As cruel as people can be on the internet, the medium also has the power to connect and heal. According to research published in the “American Journal of Public Health,” social media can aid suicide prevention efforts by connecting teens to help, be it to counselors, resources or other forms of support. The Crisis Text Line offers free crisis counseling via Facebook Messenger and apps like My3 connect suicidal youth to support.

The best prevention, though, is analog: Talk to your teen, says Breuner. The stigma around suicide dissipates if you talk about it like any other health issue. Here, too, media can help.

“If your teen is watching ‘13 Reasons,’ watch it with them,” she says. “Don’t binge-watch. A megadose of a death-themed programming is too intense to digest in one sitting. Instead, use every episode to start a dialogue. Ask how [the main character] could have reached out for help [and] how the other characters could have handled things differently.”

Teens may not suffer a long discussion about suicide, so get to the point. Ask direct questions about your teen’s inner world. “It’s a myth that direct questions will actually prompt a teen to consider suicide, but it’s a myth I hear it all the time,” Breuner says. Research shows that the most effective questions are simple: Are you depressed? Are you having as much fun now as you used to? “These are the diagnostic questions practitioners use, and they’re what’s proven to work well,” Breuner says.

Use your teen’s answers to guide your next steps, she says. If your teen tells you they’re depressed or if they show signs of social withdrawal, sudden academic trouble, extreme mood swings or self-destructive acts, call the National Suicide Prevention Line (1-800-273-8255) or your pediatrician right away. The bottom line: When your teen mentions suicide, take it seriously.

Though direct communication is best, experts like Barron also recommend staying in touch with your child’s life on social media. Have regular conversations about digital citizenship, check social posts regularly and restrict smartphone use at night. Some caregivers might consider apps that help track kids’ social media use, such as Limitly, PocketGuardian and Bark, particularly for younger teens who are just learning to navigate social media. For the most part, these tracking apps don’t give caregivers access to what’s been posted, but instead provide alerts when kids are using or exchanging violent or sexual content. This way, you can intervene before your teen gets swept away by destructive social riptides, says Barron.

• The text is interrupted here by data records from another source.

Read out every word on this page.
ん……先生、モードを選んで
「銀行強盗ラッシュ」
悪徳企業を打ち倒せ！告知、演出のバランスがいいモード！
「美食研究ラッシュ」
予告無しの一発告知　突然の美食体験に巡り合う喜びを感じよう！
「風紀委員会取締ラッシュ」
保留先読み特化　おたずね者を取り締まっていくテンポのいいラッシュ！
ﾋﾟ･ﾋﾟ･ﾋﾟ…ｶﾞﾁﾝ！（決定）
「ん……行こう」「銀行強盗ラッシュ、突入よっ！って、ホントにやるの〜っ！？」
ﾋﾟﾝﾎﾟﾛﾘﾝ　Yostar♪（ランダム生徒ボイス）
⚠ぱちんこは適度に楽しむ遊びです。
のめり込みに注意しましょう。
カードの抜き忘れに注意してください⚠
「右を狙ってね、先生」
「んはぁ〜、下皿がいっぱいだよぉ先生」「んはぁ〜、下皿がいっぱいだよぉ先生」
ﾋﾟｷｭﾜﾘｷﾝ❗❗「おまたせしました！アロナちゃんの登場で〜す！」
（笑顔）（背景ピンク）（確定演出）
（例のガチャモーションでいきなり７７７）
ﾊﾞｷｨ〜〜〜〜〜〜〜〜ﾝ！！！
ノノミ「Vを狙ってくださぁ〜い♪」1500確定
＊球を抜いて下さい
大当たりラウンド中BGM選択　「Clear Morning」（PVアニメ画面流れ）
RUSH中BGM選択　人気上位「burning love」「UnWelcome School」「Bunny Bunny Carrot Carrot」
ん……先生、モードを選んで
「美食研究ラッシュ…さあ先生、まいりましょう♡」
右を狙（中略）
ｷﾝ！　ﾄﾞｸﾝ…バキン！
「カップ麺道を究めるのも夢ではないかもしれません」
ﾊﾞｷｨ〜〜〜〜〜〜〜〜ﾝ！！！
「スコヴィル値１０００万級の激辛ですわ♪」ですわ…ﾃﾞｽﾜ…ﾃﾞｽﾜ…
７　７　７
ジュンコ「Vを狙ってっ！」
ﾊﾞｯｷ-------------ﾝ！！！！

A personal experience with suicide: Read one mom's story

Finally, parents should lock up any guns they may own, says Breuner. “We know that rates of gun ownership are linked to suicide deaths, and that kids are highly impulsive,” she says. “A loaded gun might end a life before a teen can even think about what he’s doing so consider storing your unloaded guns in a biometric safe, keeping the keys or combination secret and storing ammunition separate from any weapons.”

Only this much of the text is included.